Our team is actively investigating. We'll share more details
within [time frame]."
Identified:
"We've identified the cause of the issue affecting [service].
Our team is implementing a fix. We expect to resolve this
within [time estimate]. In the meantime, [workaround if any]."
Resolved:
"The issue affecting [service] has been resolved as of [time].
All systems are operating normally. We apologize for the
disruption and will share a detailed incident report within
48 hours."
Postmortem:
"On [date], [service] experienced [duration] of [impact].
Root cause: [brief, non-technical explanation].
We have implemented [specific fix] to prevent recurrence.
Additional improvements planned: [list]."
RULES:
✓ Be honest — never say "no data was affected" unless verified
✓ Be specific — "payment processing" not "some services"
✓ Give timelines — even "we'll update in 30 minutes" is a timeline
✓ Acknowledge impact — "we know this affects your business"
✗ Never blame vendors — "our infrastructure provider" not "AWS"

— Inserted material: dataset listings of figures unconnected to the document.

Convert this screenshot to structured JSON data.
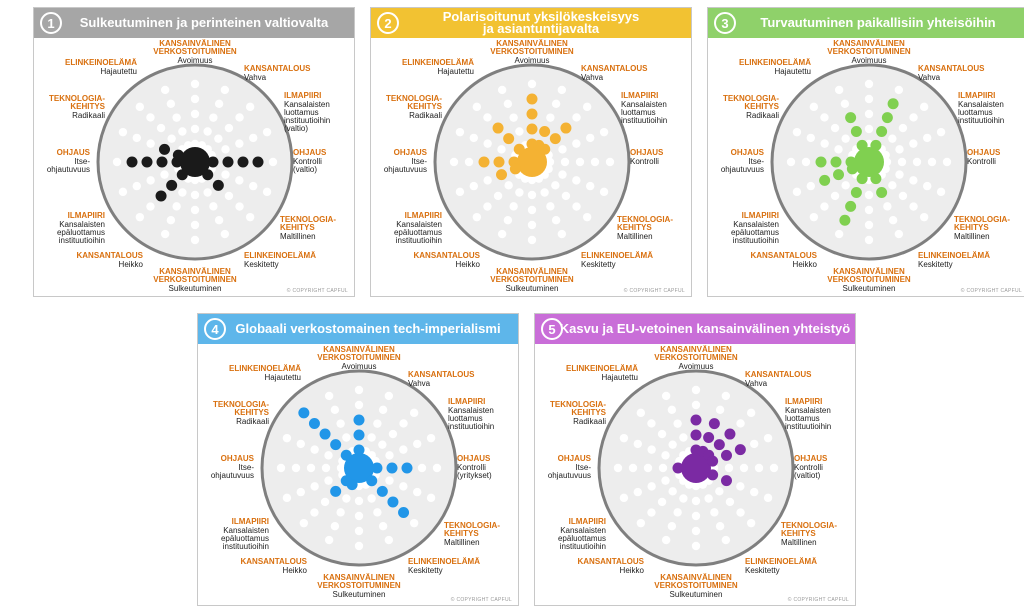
{
  "copyright": "© COPYRIGHT CAPFUL",
  "colors": {
    "orange_label": "#d9700f",
    "ring": "#7f7f7f",
    "disk": "#ededed",
    "ghost_dot": "#ffffff"
  },
  "panels": [
    {
      "number": "1",
      "title_lines": [
        "Sulkeutuminen ja perinteinen valtiovalta"
      ],
      "header_color": "#a6a6a6",
      "dot_color": "#1a1a1a",
      "labels": {
        "top": {
          "name": [
            "KANSAINVÄLINEN",
            "VERKOSTOITUMINEN"
          ],
          "value": [
            "Avoimuus"
          ]
        },
        "top_left": {
          "name": [
            "ELINKEINOELÄMÄ"
          ],
          "value": [
            "Hajautettu"
          ]
        },
        "top_right": {
          "name": [
            "KANSANTALOUS"
          ],
          "value": [
            "Vahva"
          ]
        },
        "upper_left": {
          "name": [
            "TEKNOLOGIA-",
            "KEHITYS"
          ],
          "value": [
            "Radikaali"
          ]
        },
        "upper_right": {
          "name": [
            "ILMAPIIRI"
          ],
          "value": [
            "Kansalaisten",
            "luottamus",
            "instituutioihin",
            "(valtio)"
          ]
        },
        "left": {
          "name": [
            "OHJAUS"
          ],
          "value": [
            "Itse-",
            "ohjautuvuus"
          ]
        },
        "right": {
          "name": [
            "OHJAUS"
          ],
          "value": [
            "Kontrolli",
            "(valtio)"
          ]
        },
        "lower_left": {
          "name": [
            "ILMAPIIRI"
          ],
          "value": [
            "Kansalaisten",
            "epäluottamus",
            "instituutioihin"
          ]
        },
        "lower_right": {
          "name": [
            "TEKNOLOGIA-",
            "KEHITYS"
          ],
          "value": [
            "Maltillinen"
          ]
        },
        "bottom_left": {
          "name": [
            "KANSANTALOUS"
          ],
          "value": [
            "Heikko"
          ]
        },
        "bottom_right": {
          "name": [
            "ELINKEINOELÄMÄ"
          ],
          "value": [
            "Keskitetty"
          ]
        },
        "bottom": {
          "name": [
            "KANSAINVÄLINEN",
            "VERKOSTOITUMINEN"
          ],
          "value": [
            "Sulkeutuminen"
          ]
        }
      },
      "dots": [
        {
          "a": 180,
          "r": 1,
          "b": true
        },
        {
          "a": 180,
          "r": 2
        },
        {
          "a": 180,
          "r": 3
        },
        {
          "a": 180,
          "r": 4
        },
        {
          "a": 180,
          "r": 5
        },
        {
          "a": 0,
          "r": 2
        },
        {
          "a": 0,
          "r": 3
        },
        {
          "a": 0,
          "r": 4
        },
        {
          "a": 0,
          "r": 5
        },
        {
          "a": 45,
          "r": 2
        },
        {
          "a": 45,
          "r": 3
        },
        {
          "a": 135,
          "r": 2
        },
        {
          "a": 135,
          "r": 3
        },
        {
          "a": 135,
          "r": 4
        },
        {
          "a": 202.5,
          "r": 2
        },
        {
          "a": 202.5,
          "r": 3
        }
      ]
    },
    {
      "number": "2",
      "title_lines": [
        "Polarisoitunut yksilökeskeisyys",
        "ja asiantuntijavalta"
      ],
      "header_color": "#f2c232",
      "dot_color": "#f4b233",
      "labels": {
        "top": {
          "name": [
            "KANSAINVÄLINEN",
            "VERKOSTOITUMINEN"
          ],
          "value": [
            "Avoimuus"
          ]
        },
        "top_left": {
          "name": [
            "ELINKEINOELÄMÄ"
          ],
          "value": [
            "Hajautettu"
          ]
        },
        "top_right": {
          "name": [
            "KANSANTALOUS"
          ],
          "value": [
            "Vahva"
          ]
        },
        "upper_left": {
          "name": [
            "TEKNOLOGIA-",
            "KEHITYS"
          ],
          "value": [
            "Radikaali"
          ]
        },
        "upper_right": {
          "name": [
            "ILMAPIIRI"
          ],
          "value": [
            "Kansalaisten",
            "luottamus",
            "instituutioihin"
          ]
        },
        "left": {
          "name": [
            "OHJAUS"
          ],
          "value": [
            "Itse-",
            "ohjautuvuus"
          ]
        },
        "right": {
          "name": [
            "OHJAUS"
          ],
          "value": [
            "Kontrolli"
          ]
        },
        "lower_left": {
          "name": [
            "ILMAPIIRI"
          ],
          "value": [
            "Kansalaisten",
            "epäluottamus",
            "instituutioihin"
          ]
        },
        "lower_right": {
          "name": [
            "TEKNOLOGIA-",
            "KEHITYS"
          ],
          "value": [
            "Maltillinen"
          ]
        },
        "bottom_left": {
          "name": [
            "KANSANTALOUS"
          ],
          "value": [
            "Heikko"
          ]
        },
        "bottom_right": {
          "name": [
            "ELINKEINOELÄMÄ"
          ],
          "value": [
            "Keskitetty"
          ]
        },
        "bottom": {
          "name": [
            "KANSAINVÄLINEN",
            "VERKOSTOITUMINEN"
          ],
          "value": [
            "Sulkeutuminen"
          ]
        }
      },
      "dots": [
        {
          "a": 0,
          "r": 1,
          "b": true
        },
        {
          "a": 270,
          "r": 2
        },
        {
          "a": 270,
          "r": 3
        },
        {
          "a": 270,
          "r": 4
        },
        {
          "a": 270,
          "r": 5
        },
        {
          "a": 180,
          "r": 2
        },
        {
          "a": 180,
          "r": 3
        },
        {
          "a": 180,
          "r": 4
        },
        {
          "a": 225,
          "r": 2
        },
        {
          "a": 225,
          "r": 3
        },
        {
          "a": 225,
          "r": 4
        },
        {
          "a": 315,
          "r": 2
        },
        {
          "a": 315,
          "r": 3
        },
        {
          "a": 315,
          "r": 4
        },
        {
          "a": 292.5,
          "r": 2
        },
        {
          "a": 292.5,
          "r": 3
        },
        {
          "a": 157.5,
          "r": 2
        },
        {
          "a": 157.5,
          "r": 3
        }
      ]
    },
    {
      "number": "3",
      "title_lines": [
        "Turvautuminen paikallisiin yhteisöihin"
      ],
      "header_color": "#8fd16a",
      "dot_color": "#80d050",
      "labels": {
        "top": {
          "name": [
            "KANSAINVÄLINEN",
            "VERKOSTOITUMINEN"
          ],
          "value": [
            "Avoimuus"
          ]
        },
        "top_left": {
          "name": [
            "ELINKEINOELÄMÄ"
          ],
          "value": [
            "Hajautettu"
          ]
        },
        "top_right": {
          "name": [
            "KANSANTALOUS"
          ],
          "value": [
            "Vahva"
          ]
        },
        "upper_left": {
          "name": [
            "TEKNOLOGIA-",
            "KEHITYS"
          ],
          "value": [
            "Radikaali"
          ]
        },
        "upper_right": {
          "name": [
            "ILMAPIIRI"
          ],
          "value": [
            "Kansalaisten",
            "luottamus",
            "instituutioihin"
          ]
        },
        "left": {
          "name": [
            "OHJAUS"
          ],
          "value": [
            "Itse-",
            "ohjautuvuus"
          ]
        },
        "right": {
          "name": [
            "OHJAUS"
          ],
          "value": [
            "Kontrolli"
          ]
        },
        "lower_left": {
          "name": [
            "ILMAPIIRI"
          ],
          "value": [
            "Kansalaisten",
            "epäluottamus",
            "instituutioihin"
          ]
        },
        "lower_right": {
          "name": [
            "TEKNOLOGIA-",
            "KEHITYS"
          ],
          "value": [
            "Maltillinen"
          ]
        },
        "bottom_left": {
          "name": [
            "KANSANTALOUS"
          ],
          "value": [
            "Heikko"
          ]
        },
        "bottom_right": {
          "name": [
            "ELINKEINOELÄMÄ"
          ],
          "value": [
            "Keskitetty"
          ]
        },
        "bottom": {
          "name": [
            "KANSAINVÄLINEN",
            "VERKOSTOITUMINEN"
          ],
          "value": [
            "Sulkeutuminen"
          ]
        }
      },
      "dots": [
        {
          "a": 0,
          "r": 1,
          "b": true
        },
        {
          "a": 180,
          "r": 2
        },
        {
          "a": 180,
          "r": 3
        },
        {
          "a": 180,
          "r": 4
        },
        {
          "a": 292.5,
          "r": 2
        },
        {
          "a": 292.5,
          "r": 3
        },
        {
          "a": 292.5,
          "r": 4
        },
        {
          "a": 292.5,
          "r": 5
        },
        {
          "a": 247.5,
          "r": 2
        },
        {
          "a": 247.5,
          "r": 3
        },
        {
          "a": 247.5,
          "r": 4
        },
        {
          "a": 112.5,
          "r": 2
        },
        {
          "a": 112.5,
          "r": 3
        },
        {
          "a": 112.5,
          "r": 4
        },
        {
          "a": 112.5,
          "r": 5
        },
        {
          "a": 67.5,
          "r": 2
        },
        {
          "a": 67.5,
          "r": 3
        },
        {
          "a": 157.5,
          "r": 2
        },
        {
          "a": 157.5,
          "r": 3
        },
        {
          "a": 157.5,
          "r": 4
        }
      ]
    },
    {
      "number": "4",
      "title_lines": [
        "Globaali verkostomainen tech-imperialismi"
      ],
      "header_color": "#5eb6ea",
      "dot_color": "#2196e8",
      "labels": {
        "top": {
          "name": [
            "KANSAINVÄLINEN",
            "VERKOSTOITUMINEN"
          ],
          "value": [
            "Avoimuus"
          ]
        },
        "top_left": {
          "name": [
            "ELINKEINOELÄMÄ"
          ],
          "value": [
            "Hajautettu"
          ]
        },
        "top_right": {
          "name": [
            "KANSANTALOUS"
          ],
          "value": [
            "Vahva"
          ]
        },
        "upper_left": {
          "name": [
            "TEKNOLOGIA-",
            "KEHITYS"
          ],
          "value": [
            "Radikaali"
          ]
        },
        "upper_right": {
          "name": [
            "ILMAPIIRI"
          ],
          "value": [
            "Kansalaisten",
            "luottamus",
            "instituutioihin"
          ]
        },
        "left": {
          "name": [
            "OHJAUS"
          ],
          "value": [
            "Itse-",
            "ohjautuvuus"
          ]
        },
        "right": {
          "name": [
            "OHJAUS"
          ],
          "value": [
            "Kontrolli",
            "(yritykset)"
          ]
        },
        "lower_left": {
          "name": [
            "ILMAPIIRI"
          ],
          "value": [
            "Kansalaisten",
            "epäluottamus",
            "instituutioihin"
          ]
        },
        "lower_right": {
          "name": [
            "TEKNOLOGIA-",
            "KEHITYS"
          ],
          "value": [
            "Maltillinen"
          ]
        },
        "bottom_left": {
          "name": [
            "KANSANTALOUS"
          ],
          "value": [
            "Heikko"
          ]
        },
        "bottom_right": {
          "name": [
            "ELINKEINOELÄMÄ"
          ],
          "value": [
            "Keskitetty"
          ]
        },
        "bottom": {
          "name": [
            "KANSAINVÄLINEN",
            "VERKOSTOITUMINEN"
          ],
          "value": [
            "Sulkeutuminen"
          ]
        }
      },
      "dots": [
        {
          "a": 0,
          "r": 1,
          "b": true
        },
        {
          "a": 0,
          "r": 2
        },
        {
          "a": 0,
          "r": 3
        },
        {
          "a": 0,
          "r": 4
        },
        {
          "a": 270,
          "r": 2
        },
        {
          "a": 270,
          "r": 3
        },
        {
          "a": 270,
          "r": 4
        },
        {
          "a": 225,
          "r": 2
        },
        {
          "a": 225,
          "r": 3
        },
        {
          "a": 225,
          "r": 4
        },
        {
          "a": 225,
          "r": 5
        },
        {
          "a": 225,
          "r": 6
        },
        {
          "a": 135,
          "r": 2
        },
        {
          "a": 135,
          "r": 3
        },
        {
          "a": 45,
          "r": 2
        },
        {
          "a": 45,
          "r": 3
        },
        {
          "a": 45,
          "r": 4
        },
        {
          "a": 45,
          "r": 5
        },
        {
          "a": 112.5,
          "r": 2
        }
      ]
    },
    {
      "number": "5",
      "title_lines": [
        "Kasvu ja EU-vetoinen kansainvälinen yhteistyö"
      ],
      "header_color": "#c96ed8",
      "dot_color": "#7b2aa3",
      "labels": {
        "top": {
          "name": [
            "KANSAINVÄLINEN",
            "VERKOSTOITUMINEN"
          ],
          "value": [
            "Avoimuus"
          ]
        },
        "top_left": {
          "name": [
            "ELINKEINOELÄMÄ"
          ],
          "value": [
            "Hajautettu"
          ]
        },
        "top_right": {
          "name": [
            "KANSANTALOUS"
          ],
          "value": [
            "Vahva"
          ]
        },
        "upper_left": {
          "name": [
            "TEKNOLOGIA-",
            "KEHITYS"
          ],
          "value": [
            "Radikaali"
          ]
        },
        "upper_right": {
          "name": [
            "ILMAPIIRI"
          ],
          "value": [
            "Kansalaisten",
            "luottamus",
            "instituutioihin"
          ]
        },
        "left": {
          "name": [
            "OHJAUS"
          ],
          "value": [
            "Itse-",
            "ohjautuvuus"
          ]
        },
        "right": {
          "name": [
            "OHJAUS"
          ],
          "value": [
            "Kontrolli",
            "(valtiot)"
          ]
        },
        "lower_left": {
          "name": [
            "ILMAPIIRI"
          ],
          "value": [
            "Kansalaisten",
            "epäluottamus",
            "instituutioihin"
          ]
        },
        "lower_right": {
          "name": [
            "TEKNOLOGIA-",
            "KEHITYS"
          ],
          "value": [
            "Maltillinen"
          ]
        },
        "bottom_left": {
          "name": [
            "KANSANTALOUS"
          ],
          "value": [
            "Heikko"
          ]
        },
        "bottom_right": {
          "name": [
            "ELINKEINOELÄMÄ"
          ],
          "value": [
            "Keskitetty"
          ]
        },
        "bottom": {
          "name": [
            "KANSAINVÄLINEN",
            "VERKOSTOITUMINEN"
          ],
          "value": [
            "Sulkeutuminen"
          ]
        }
      },
      "dots": [
        {
          "a": 0,
          "r": 1,
          "b": true
        },
        {
          "a": 270,
          "r": 2
        },
        {
          "a": 270,
          "r": 3
        },
        {
          "a": 270,
          "r": 4
        },
        {
          "a": 292.5,
          "r": 2
        },
        {
          "a": 292.5,
          "r": 3
        },
        {
          "a": 292.5,
          "r": 4
        },
        {
          "a": 315,
          "r": 2
        },
        {
          "a": 315,
          "r": 3
        },
        {
          "a": 315,
          "r": 4
        },
        {
          "a": 337.5,
          "r": 2
        },
        {
          "a": 337.5,
          "r": 3
        },
        {
          "a": 337.5,
          "r": 4
        },
        {
          "a": 22.5,
          "r": 2
        },
        {
          "a": 22.5,
          "r": 3
        },
        {
          "a": 180,
          "r": 2
        }
      ]
    }
  ]
}
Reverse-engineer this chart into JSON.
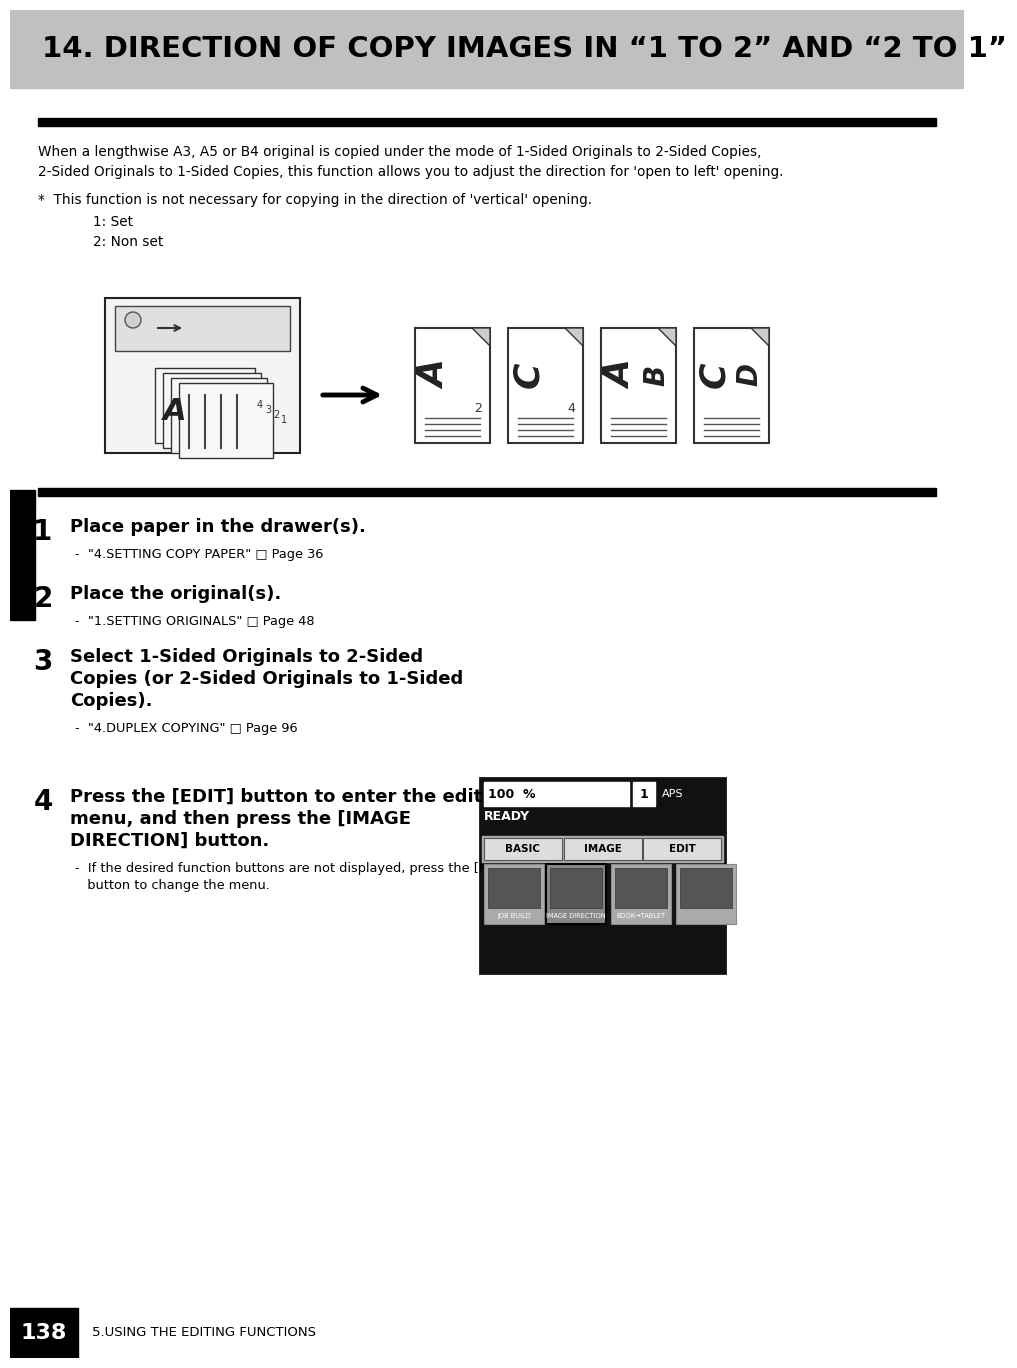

✗ Never speculate — only communicate confirmed information
Anti-Patterns
| Anti-Pattern | Consequence | Fix |
|---|---|---|
| No status page updates | Customers flood support | Update status page within 5 minutes |
| Technical jargon in updates | Customers confused, more support tickets | Plain language, impact-focused |
| ”Everything is fine” when it is not | Trust destroyed when truth emerges | Honest, proportionate communication |
| Update only when resolved | Hours of silence = hours of customer panic | Regular updates even if no progress |
| No postmortem published | Customers fear recurrence | Publish postmortem within 48 hours |
Incident communication is a trust exercise. During an outage, your status page becomes the most important page on your website. Treat communication with the same urgency as technical resolution.